I was thinking about what small pleasures, exactly, MIGHT actually make life worth living because I was on my way to New York Hospital, where Ur-Momma has been since Thursday. After 30 hours in the ER she was finally given a room, and it’s a surprisingly nice one; she’s been at this hospital a couple of times in the past 4 or 5 years, and never before has she had a bed with a window, and a window that looked straight onto the East River. On a sunny Saturday, that’s pretty great.

cookieIt would be more great, of course, if Ur-Momma could remember why she was there (GI bleeding and severe anemia), or could remember that she was in a hospital at all. But she was alert enough during my visit this afternoon — she even had gotten dressed and was sitting up in a chair, eating her cherry jello and clear chicken broth and reading the New York Times — to tell me that the days at home have been passing very very slowly for her, and she feels very very lonely.
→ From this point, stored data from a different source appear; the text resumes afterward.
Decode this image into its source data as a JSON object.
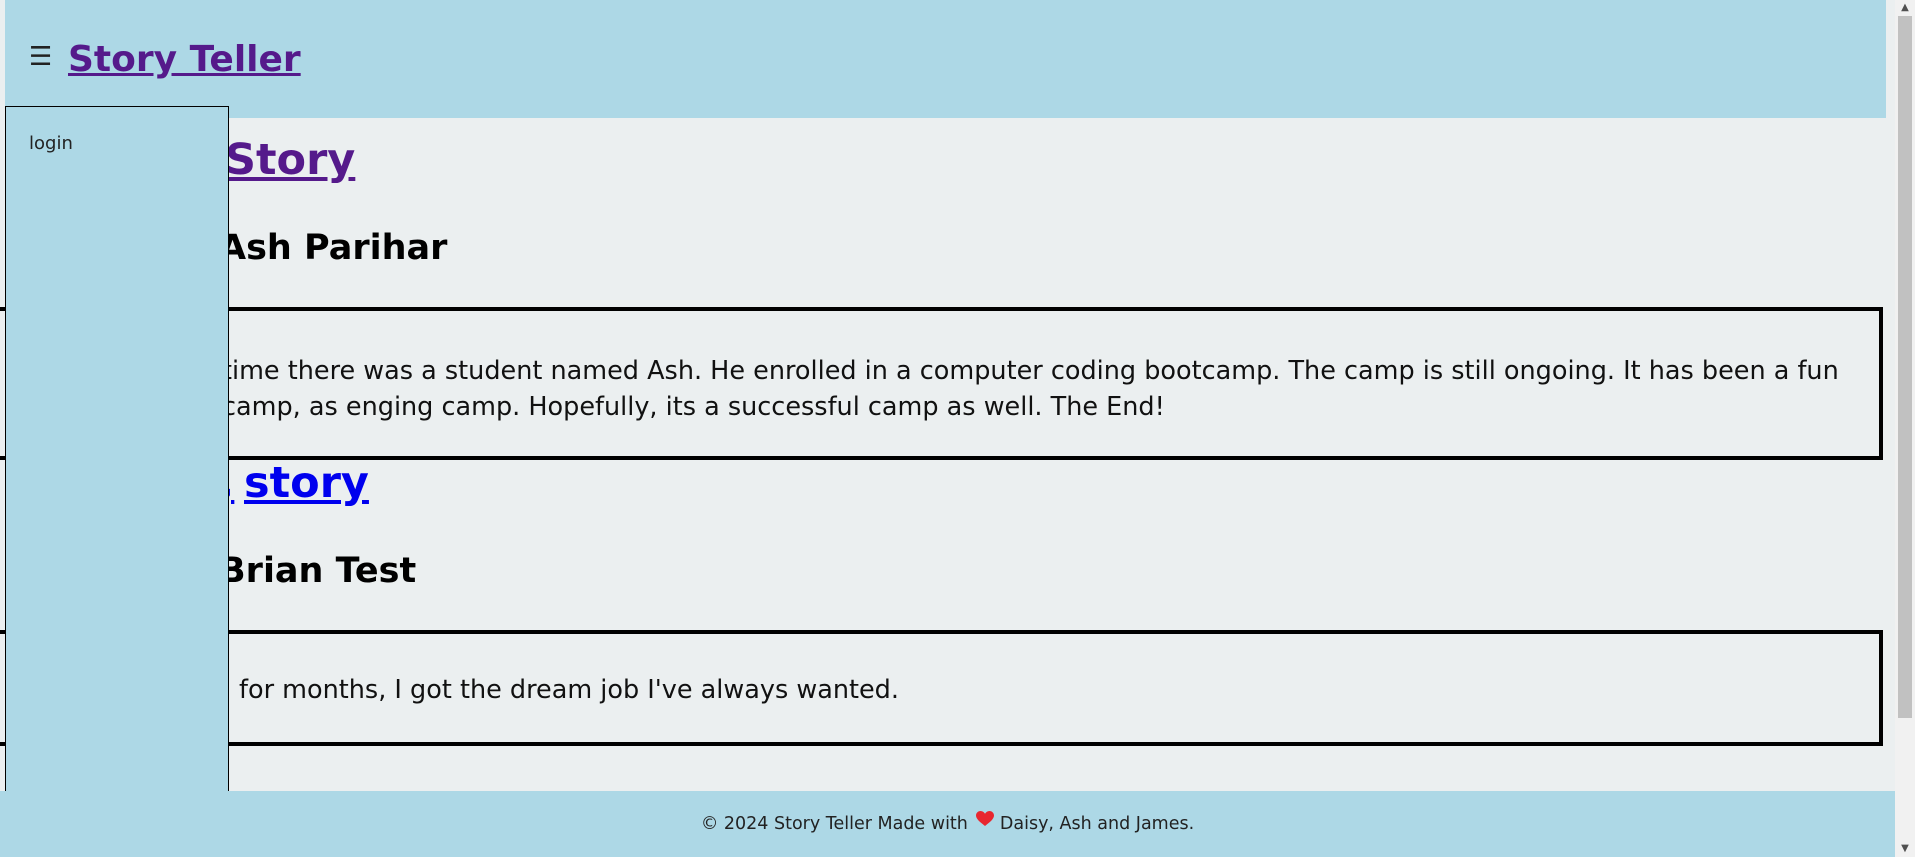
{
  "header": {
    "menu_glyph": "☰",
    "site_title": "Story Teller"
  },
  "sidebar": {
    "login_label": "login"
  },
  "stories": [
    {
      "title": "Story",
      "author": "Ash Parihar",
      "text": "time there was a student named Ash. He enrolled in a computer coding bootcamp. The camp is still ongoing. It has been a fun camp, as enging camp. Hopefully, its a successful camp as well. The End!"
    },
    {
      "title": "story",
      "author": "Brian Test",
      "text": "for months, I got the dream job I've always wanted."
    }
  ],
  "footer": {
    "copyright_text": "© 2024 Story Teller Made with",
    "heart_icon": "heart-icon",
    "credits_text": "Daisy, Ash and James.",
    "heart_color": "#e8262f"
  },
  "colors": {
    "header_bg": "#add8e6",
    "page_bg": "#ebeff0",
    "visited_link": "#551a8b",
    "unvisited_link": "#0000ee"
  }
}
Can a person be truly demented if she’s able to describe her own isolation as “feeling de trop“?

She did come up with one thing that might entertain her — being brought to the Met and pushed around in a wheelchair to look at the paintings. I think this is something I’m going to see about having her aide do one day soon. Not yet, though. First we have to figure out how to make her bleeding stop (it doesn’t seem to be doing it on its own, so there might be a colonoscopy and cauterization on the horizon for Monday), fix her anemia (after 4 transfusions, her blood count is now pretty much normal, but we have to see if it holds), and let her get used to being home for a while. In the meantime, many people who love her — her sister, THREE of her grandchildren, her daughter-in-law — called during my 4-hour visit. So clearly, her feeling of being de trop is mostly a mind set. And, I guess, a reflection of the fact that when you’re 90 years old, no one needs you anymore, so the definition of happiness can’t be the sense of being needed. When you’re 90, frail, widowed, not especially mobile and relatively alone, you have to come up with a new definition of what makes your particular life worth living now.